For a brief instant, earlier in the decade, there had been a moment when I had been forced to confront the question of Islam. But not for very long. When the towers fell I simply attested to myself that I wasn’t a Muslim— There’s no known god, nor is there an unknown god, and if there must be a god, then all are god —and moved on from any feeling of complicity or guilt or involvement. I decided that I was nothing but a millennial, identified by my income, my profession, my consumption habits, living in this postracial America which through the burning of a Bush had become enlightened enough to follow a man from the Nile despite the fact that his name evoked not one but two of America’s enemies. Then Marie-Anne had gone on to get a job working at a firm whose stated goal it was to keep America safe, and there came to be an additional buffer between me and Islam. As long as I didn’t do anything to willfully attach myself to Muslims, I had figured I would be secure.
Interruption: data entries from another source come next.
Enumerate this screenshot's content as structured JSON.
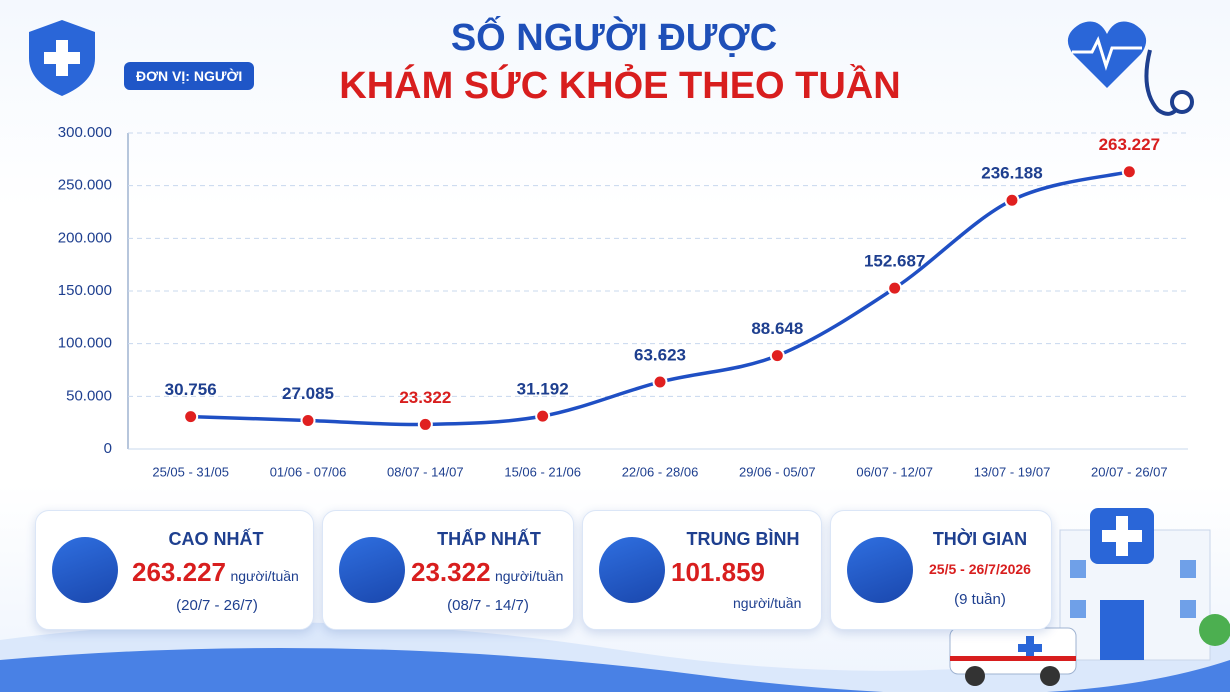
{
  "chart_data": {
    "type": "line",
    "title": [
      "SỐ NGƯỜI ĐƯỢC",
      "KHÁM SỨC KHỎE THEO TUẦN"
    ],
    "unit_label": "ĐƠN VỊ: NGƯỜI",
    "categories": [
      "25/05 - 31/05",
      "01/06 - 07/06",
      "08/07 - 14/07",
      "15/06 - 21/06",
      "22/06 - 28/06",
      "29/06 - 05/07",
      "06/07 - 12/07",
      "13/07 - 19/07",
      "20/07 - 26/07"
    ],
    "values": [
      30756,
      27085,
      23322,
      31192,
      63623,
      88648,
      152687,
      236188,
      263227
    ],
    "value_labels": [
      "30.756",
      "27.085",
      "23.322",
      "31.192",
      "63.623",
      "88.648",
      "152.687",
      "236.188",
      "263.227"
    ],
    "value_label_colors": [
      "#1e3f8f",
      "#1e3f8f",
      "#d81e1e",
      "#1e3f8f",
      "#1e3f8f",
      "#1e3f8f",
      "#1e3f8f",
      "#1e3f8f",
      "#d81e1e"
    ],
    "color": "#1f4fc4",
    "marker_color": "#e02020",
    "ylim": [
      0,
      300000
    ],
    "yticks": [
      0,
      {
        "value": 50000,
        "label": "50.000"
      },
      {
        "value": 100000,
        "label": "100.000"
      },
      {
        "value": 150000,
        "label": "150.000"
      },
      {
        "value": 200000,
        "label": "200.000"
      },
      {
        "value": 250000,
        "label": "250.000"
      },
      {
        "value": 300000,
        "label": "300.000"
      }
    ],
    "grid": true
  },
  "cards": [
    {
      "title": "CAO NHẤT",
      "value": "263.227",
      "unit": "người/tuần",
      "detail": "(20/7 - 26/7)"
    },
    {
      "title": "THẤP NHẤT",
      "value": "23.322",
      "unit": "người/tuần",
      "detail": "(08/7 - 14/7)"
    },
    {
      "title": "TRUNG BÌNH",
      "value": "101.859",
      "unit": "người/tuần"
    },
    {
      "title": "THỜI GIAN",
      "value": "25/5 - 26/7/2026",
      "detail": "(9 tuần)"
    }
  ]
}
Except the security had been illusory. All along there had been a ticking time bomb on my shelf and now it had blown, collapsing the towers of my dreams, leaving me in the soot and ash. Maybe Marie-Anne was right. The best thing to do with a bomb was to pluck out the shrapnel and cry. Maybe explanation and apology was the way to go. Yet, even though I had always listened to her before, and our success was evidence that I should continue to, I couldn’t bring myself to follow this particular command. It seemed like a slap in my dead mother’s face. Given how hard Marie-Anne had taken her own mother’s disowning, it had been shocking that she should ask the same from me. If anything, Marie-Anne should have had more respect for what my mother left behind, because my mother had at least accepted her into the family.